September 5, 2012 at 11:11 pm #604789
Can someone please give me a source for allowing or not allowing a Rebbi, Teacher, Morah, Rebbe, Mechanech, Menahel, Principal, Rosh HaYeshiva etc. to confiscate personal property from students? What about permanently? And what if it is an “Assured” item (eg. iPad, non-“Kosher” Cell Phone etc.)?
Please state if the “Source” allows or not.
A real source (Sefer, page, Perek, Sif…) or even quote would be the best, but any real answer will help tremendously!
Thanks in advance!
September 6, 2012 at 1:50 am #906940
Seems a bit problematic. Even if the school has such a policy and you have to agree to it, it would need to be done in a way that it is not asmachata. How likely is that?

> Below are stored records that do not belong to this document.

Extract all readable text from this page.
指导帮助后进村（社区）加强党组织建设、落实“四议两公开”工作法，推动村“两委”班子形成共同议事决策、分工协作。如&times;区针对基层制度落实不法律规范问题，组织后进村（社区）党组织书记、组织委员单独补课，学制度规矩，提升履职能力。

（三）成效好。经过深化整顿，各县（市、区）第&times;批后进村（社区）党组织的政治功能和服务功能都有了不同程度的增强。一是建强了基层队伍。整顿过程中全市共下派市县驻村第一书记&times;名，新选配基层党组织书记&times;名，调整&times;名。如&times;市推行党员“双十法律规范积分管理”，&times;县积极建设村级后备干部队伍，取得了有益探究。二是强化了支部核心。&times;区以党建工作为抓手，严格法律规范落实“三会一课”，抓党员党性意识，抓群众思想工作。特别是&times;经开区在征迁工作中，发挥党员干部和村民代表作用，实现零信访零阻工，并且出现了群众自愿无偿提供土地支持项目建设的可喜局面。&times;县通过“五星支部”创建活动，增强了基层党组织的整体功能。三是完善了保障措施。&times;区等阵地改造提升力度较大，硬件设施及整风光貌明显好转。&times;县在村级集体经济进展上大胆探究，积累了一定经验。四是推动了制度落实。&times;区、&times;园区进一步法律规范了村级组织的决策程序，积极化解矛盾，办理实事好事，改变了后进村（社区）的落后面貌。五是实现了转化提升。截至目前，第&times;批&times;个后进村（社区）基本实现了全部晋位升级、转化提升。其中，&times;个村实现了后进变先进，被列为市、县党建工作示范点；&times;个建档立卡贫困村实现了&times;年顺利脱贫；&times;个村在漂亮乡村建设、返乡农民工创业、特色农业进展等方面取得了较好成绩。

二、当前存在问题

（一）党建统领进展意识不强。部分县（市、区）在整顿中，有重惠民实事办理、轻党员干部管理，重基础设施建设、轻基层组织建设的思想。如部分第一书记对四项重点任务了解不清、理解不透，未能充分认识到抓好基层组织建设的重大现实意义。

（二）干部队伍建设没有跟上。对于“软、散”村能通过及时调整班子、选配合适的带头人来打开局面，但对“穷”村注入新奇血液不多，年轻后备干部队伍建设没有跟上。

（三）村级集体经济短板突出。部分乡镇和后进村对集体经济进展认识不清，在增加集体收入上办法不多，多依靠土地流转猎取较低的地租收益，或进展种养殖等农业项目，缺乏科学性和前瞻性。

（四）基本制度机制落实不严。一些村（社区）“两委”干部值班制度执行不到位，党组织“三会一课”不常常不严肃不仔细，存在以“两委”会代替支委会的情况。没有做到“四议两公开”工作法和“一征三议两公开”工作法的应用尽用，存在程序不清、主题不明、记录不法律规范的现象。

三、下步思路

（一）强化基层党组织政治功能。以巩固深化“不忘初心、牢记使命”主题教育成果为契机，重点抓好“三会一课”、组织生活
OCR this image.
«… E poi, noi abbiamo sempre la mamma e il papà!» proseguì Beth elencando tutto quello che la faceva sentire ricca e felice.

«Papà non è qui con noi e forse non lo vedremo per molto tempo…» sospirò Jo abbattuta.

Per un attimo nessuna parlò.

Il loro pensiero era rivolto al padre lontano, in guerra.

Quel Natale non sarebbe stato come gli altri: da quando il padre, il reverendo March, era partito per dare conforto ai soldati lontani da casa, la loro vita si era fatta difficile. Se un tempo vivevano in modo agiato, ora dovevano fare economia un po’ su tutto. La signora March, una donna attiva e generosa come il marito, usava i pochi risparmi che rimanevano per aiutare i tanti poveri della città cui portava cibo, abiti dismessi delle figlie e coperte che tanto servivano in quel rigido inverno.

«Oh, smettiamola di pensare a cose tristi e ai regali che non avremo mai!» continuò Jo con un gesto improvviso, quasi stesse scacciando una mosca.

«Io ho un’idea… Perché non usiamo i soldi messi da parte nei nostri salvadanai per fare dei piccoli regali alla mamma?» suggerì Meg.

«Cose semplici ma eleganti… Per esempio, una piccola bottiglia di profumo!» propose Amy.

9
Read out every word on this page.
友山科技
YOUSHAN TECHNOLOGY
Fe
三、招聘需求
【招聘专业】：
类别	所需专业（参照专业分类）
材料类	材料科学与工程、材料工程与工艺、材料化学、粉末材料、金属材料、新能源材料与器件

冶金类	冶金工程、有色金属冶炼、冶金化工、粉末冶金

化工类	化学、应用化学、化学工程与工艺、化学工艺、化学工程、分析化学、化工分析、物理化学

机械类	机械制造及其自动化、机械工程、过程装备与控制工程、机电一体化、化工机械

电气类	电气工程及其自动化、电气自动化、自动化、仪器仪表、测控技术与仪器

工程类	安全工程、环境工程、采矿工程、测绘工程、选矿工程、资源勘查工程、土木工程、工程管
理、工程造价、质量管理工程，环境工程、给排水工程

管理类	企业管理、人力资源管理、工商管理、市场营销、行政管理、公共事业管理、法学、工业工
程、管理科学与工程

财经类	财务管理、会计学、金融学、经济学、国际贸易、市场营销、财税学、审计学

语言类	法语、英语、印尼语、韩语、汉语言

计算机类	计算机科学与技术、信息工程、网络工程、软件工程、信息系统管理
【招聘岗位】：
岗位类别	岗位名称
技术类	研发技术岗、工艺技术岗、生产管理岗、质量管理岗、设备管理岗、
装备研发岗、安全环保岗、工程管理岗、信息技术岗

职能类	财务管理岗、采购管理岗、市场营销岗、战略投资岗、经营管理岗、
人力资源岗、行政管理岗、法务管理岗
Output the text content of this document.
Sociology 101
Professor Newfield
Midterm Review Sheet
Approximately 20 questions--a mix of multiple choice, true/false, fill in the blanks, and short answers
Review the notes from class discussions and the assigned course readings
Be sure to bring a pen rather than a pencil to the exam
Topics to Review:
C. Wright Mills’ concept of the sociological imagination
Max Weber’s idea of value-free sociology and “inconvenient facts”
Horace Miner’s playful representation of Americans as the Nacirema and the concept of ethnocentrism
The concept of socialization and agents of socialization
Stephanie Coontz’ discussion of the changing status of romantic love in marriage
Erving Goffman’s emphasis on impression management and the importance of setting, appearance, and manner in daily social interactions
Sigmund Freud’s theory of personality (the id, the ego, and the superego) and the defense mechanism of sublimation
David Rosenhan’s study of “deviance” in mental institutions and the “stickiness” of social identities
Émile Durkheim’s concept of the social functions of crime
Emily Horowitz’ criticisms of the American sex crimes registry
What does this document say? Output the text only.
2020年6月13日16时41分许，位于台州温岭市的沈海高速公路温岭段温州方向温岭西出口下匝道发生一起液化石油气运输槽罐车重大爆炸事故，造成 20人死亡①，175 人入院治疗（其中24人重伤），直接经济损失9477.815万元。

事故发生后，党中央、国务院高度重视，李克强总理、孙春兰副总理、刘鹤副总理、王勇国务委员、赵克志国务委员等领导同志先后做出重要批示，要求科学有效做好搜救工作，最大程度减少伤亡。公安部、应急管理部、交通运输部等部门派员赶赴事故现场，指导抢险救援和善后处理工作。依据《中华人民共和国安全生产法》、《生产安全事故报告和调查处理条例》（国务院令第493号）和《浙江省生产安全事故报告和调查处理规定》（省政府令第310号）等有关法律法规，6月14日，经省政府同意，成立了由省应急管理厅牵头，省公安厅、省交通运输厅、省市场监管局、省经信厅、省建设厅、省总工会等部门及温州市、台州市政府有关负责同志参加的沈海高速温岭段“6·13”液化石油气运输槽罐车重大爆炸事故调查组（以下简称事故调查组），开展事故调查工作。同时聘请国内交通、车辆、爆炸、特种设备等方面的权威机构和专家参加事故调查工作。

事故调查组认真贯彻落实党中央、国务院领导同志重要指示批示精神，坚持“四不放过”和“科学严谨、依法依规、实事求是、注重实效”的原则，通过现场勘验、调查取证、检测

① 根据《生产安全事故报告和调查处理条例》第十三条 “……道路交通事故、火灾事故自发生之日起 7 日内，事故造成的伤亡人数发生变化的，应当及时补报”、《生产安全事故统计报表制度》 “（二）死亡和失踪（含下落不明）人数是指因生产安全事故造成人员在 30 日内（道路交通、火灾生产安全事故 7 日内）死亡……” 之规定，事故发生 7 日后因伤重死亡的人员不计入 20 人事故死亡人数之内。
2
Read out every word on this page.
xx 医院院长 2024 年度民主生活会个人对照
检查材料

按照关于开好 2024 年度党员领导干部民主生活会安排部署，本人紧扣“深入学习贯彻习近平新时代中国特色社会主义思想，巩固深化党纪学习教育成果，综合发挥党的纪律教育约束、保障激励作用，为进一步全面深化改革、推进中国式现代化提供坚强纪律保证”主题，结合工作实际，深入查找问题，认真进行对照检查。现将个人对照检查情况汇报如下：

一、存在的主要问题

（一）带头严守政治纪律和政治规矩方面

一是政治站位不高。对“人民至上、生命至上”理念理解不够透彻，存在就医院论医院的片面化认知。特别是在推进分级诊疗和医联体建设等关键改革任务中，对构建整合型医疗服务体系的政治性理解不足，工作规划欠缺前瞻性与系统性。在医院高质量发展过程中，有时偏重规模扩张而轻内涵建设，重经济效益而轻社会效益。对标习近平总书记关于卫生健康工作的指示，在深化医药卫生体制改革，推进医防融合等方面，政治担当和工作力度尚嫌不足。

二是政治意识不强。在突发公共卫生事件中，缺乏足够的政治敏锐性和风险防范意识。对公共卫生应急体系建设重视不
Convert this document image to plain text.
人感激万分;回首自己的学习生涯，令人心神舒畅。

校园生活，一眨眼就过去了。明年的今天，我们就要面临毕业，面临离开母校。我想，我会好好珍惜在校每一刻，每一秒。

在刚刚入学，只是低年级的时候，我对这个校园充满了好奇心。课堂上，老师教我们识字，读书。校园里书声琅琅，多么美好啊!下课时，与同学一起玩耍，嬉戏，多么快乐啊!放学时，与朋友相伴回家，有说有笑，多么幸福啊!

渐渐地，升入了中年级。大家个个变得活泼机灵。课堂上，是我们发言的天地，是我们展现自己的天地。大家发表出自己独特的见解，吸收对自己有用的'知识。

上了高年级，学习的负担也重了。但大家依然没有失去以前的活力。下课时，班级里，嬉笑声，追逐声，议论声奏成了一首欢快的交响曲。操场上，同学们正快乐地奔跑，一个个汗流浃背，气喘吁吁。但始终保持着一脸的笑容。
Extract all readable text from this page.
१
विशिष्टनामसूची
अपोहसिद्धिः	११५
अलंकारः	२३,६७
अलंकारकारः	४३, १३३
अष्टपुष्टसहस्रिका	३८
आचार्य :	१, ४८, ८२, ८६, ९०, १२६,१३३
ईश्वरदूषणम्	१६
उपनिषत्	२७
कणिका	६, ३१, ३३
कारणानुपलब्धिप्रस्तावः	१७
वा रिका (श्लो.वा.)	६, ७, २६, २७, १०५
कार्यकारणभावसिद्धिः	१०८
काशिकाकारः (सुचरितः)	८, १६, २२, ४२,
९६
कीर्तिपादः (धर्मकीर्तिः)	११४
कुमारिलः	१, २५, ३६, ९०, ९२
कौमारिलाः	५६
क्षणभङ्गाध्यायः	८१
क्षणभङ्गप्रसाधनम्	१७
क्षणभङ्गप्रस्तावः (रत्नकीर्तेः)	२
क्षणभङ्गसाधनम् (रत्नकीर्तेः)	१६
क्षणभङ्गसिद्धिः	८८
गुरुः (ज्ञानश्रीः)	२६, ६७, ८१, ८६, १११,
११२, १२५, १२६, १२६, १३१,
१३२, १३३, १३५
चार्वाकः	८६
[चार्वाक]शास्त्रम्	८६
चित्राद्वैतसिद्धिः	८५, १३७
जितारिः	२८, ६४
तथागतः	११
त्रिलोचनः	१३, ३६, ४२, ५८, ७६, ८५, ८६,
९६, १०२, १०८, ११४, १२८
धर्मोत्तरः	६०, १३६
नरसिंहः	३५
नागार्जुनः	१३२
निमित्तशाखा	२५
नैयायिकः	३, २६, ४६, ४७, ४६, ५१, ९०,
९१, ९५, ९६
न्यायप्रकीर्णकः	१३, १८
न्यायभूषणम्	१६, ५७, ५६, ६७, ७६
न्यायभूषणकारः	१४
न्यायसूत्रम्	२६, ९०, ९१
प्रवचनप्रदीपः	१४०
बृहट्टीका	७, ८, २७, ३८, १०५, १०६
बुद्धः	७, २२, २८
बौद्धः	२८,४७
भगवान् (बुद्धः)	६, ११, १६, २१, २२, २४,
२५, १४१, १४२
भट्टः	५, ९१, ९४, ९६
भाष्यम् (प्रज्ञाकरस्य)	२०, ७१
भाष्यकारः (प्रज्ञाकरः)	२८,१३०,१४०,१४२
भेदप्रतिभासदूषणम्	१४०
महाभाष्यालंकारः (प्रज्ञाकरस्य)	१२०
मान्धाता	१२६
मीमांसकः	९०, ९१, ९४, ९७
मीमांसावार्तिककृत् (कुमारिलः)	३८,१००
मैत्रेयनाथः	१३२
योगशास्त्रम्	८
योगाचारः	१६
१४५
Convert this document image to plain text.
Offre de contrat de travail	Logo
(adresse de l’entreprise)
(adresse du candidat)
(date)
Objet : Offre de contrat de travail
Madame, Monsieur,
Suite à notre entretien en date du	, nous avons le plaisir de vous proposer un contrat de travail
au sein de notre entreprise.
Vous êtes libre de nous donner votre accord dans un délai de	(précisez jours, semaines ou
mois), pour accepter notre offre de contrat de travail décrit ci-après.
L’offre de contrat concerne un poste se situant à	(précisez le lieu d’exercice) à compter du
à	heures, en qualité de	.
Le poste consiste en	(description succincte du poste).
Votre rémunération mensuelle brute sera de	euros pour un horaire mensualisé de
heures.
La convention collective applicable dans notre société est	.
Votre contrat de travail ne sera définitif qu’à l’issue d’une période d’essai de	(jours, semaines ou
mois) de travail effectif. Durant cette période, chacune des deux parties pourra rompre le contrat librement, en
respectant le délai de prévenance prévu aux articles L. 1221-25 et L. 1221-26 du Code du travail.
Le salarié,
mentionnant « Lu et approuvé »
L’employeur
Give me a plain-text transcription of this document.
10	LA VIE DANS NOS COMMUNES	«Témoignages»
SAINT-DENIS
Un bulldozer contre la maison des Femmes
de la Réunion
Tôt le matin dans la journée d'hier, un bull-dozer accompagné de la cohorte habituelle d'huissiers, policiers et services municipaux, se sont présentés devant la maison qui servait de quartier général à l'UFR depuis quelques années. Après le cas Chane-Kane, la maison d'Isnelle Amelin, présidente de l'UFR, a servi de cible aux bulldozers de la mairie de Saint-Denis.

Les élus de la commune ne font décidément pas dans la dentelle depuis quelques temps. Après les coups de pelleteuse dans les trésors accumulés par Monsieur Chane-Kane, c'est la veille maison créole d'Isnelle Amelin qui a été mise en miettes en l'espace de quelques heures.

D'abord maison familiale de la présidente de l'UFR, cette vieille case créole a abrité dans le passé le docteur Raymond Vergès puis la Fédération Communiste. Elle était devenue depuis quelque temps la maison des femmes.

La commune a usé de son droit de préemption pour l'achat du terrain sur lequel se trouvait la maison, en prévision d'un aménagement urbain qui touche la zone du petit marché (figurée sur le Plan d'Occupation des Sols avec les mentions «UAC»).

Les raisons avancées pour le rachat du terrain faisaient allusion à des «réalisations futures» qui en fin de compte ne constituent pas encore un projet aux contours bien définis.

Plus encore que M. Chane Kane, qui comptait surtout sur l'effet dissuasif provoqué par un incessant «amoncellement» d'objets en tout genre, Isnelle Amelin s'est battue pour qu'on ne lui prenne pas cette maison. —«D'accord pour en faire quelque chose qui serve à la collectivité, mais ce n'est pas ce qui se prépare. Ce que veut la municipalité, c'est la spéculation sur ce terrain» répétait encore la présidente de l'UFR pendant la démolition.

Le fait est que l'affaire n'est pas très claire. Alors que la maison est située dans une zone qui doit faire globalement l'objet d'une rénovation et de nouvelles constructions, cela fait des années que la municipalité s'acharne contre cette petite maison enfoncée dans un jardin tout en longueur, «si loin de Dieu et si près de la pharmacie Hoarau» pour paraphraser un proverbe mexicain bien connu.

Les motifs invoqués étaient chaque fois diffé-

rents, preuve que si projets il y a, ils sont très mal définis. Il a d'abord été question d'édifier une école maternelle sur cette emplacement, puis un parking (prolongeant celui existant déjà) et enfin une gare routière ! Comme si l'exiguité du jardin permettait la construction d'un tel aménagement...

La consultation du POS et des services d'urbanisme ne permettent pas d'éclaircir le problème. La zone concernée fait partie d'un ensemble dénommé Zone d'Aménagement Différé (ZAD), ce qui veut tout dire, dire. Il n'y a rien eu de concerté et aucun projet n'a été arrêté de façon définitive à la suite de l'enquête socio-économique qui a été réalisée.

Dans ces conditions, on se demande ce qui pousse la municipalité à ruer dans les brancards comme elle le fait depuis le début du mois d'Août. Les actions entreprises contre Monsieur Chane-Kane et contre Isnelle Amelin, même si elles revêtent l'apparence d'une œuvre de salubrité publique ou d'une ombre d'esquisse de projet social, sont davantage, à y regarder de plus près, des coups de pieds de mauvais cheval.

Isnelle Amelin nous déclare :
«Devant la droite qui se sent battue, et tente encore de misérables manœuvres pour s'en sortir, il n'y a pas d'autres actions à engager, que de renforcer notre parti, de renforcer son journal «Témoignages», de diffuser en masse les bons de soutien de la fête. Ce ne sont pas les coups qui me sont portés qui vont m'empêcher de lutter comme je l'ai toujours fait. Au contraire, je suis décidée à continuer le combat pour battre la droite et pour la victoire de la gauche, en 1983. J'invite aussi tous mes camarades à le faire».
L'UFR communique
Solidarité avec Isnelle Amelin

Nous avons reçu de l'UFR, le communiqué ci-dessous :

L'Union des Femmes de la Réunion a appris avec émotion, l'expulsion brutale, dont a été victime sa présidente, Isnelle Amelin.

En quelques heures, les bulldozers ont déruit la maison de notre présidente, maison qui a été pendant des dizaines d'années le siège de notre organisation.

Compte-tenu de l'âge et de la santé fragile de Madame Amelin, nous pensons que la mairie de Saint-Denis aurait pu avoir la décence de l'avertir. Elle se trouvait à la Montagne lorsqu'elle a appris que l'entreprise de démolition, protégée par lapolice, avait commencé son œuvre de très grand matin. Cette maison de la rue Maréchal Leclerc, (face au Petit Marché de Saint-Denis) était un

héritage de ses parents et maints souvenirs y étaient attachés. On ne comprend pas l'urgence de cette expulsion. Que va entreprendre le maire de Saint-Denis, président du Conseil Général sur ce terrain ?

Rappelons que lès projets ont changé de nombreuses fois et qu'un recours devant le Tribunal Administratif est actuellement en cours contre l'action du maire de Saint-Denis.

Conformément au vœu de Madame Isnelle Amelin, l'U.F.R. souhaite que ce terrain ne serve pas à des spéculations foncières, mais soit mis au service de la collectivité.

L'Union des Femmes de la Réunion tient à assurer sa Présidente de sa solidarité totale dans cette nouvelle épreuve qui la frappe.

September 6, 2012 at 2:02 am #906941
I don’t really want to discuss it (here). I NEED SOURCES!!
But thanks for responding! 🙂
September 6, 2012 at 2:04 am #906942
“Lo Sigzol” comes to mind.
September 6, 2012 at 2:06 am #906943
In common law it is called “Larceny”. look it up.
September 6, 2012 at 2:14 am #906944
See Igros Moshe YD 4:30 and 4:31 I believe it talks about hitting and how a teacher should act, maybe it talks about something similar.
September 6, 2012 at 2:21 am #906945
You aren’t going to find precise sources. You want sources for asmachta lo kanya?
September 6, 2012 at 2:33 am #906946
Based on a Possuk in Parshas Rishon of Kedoshim, it is 100% Ossur mid’Orraisso to steal; Confiscation is just a cover up word, for nothing short of full fledged stealing.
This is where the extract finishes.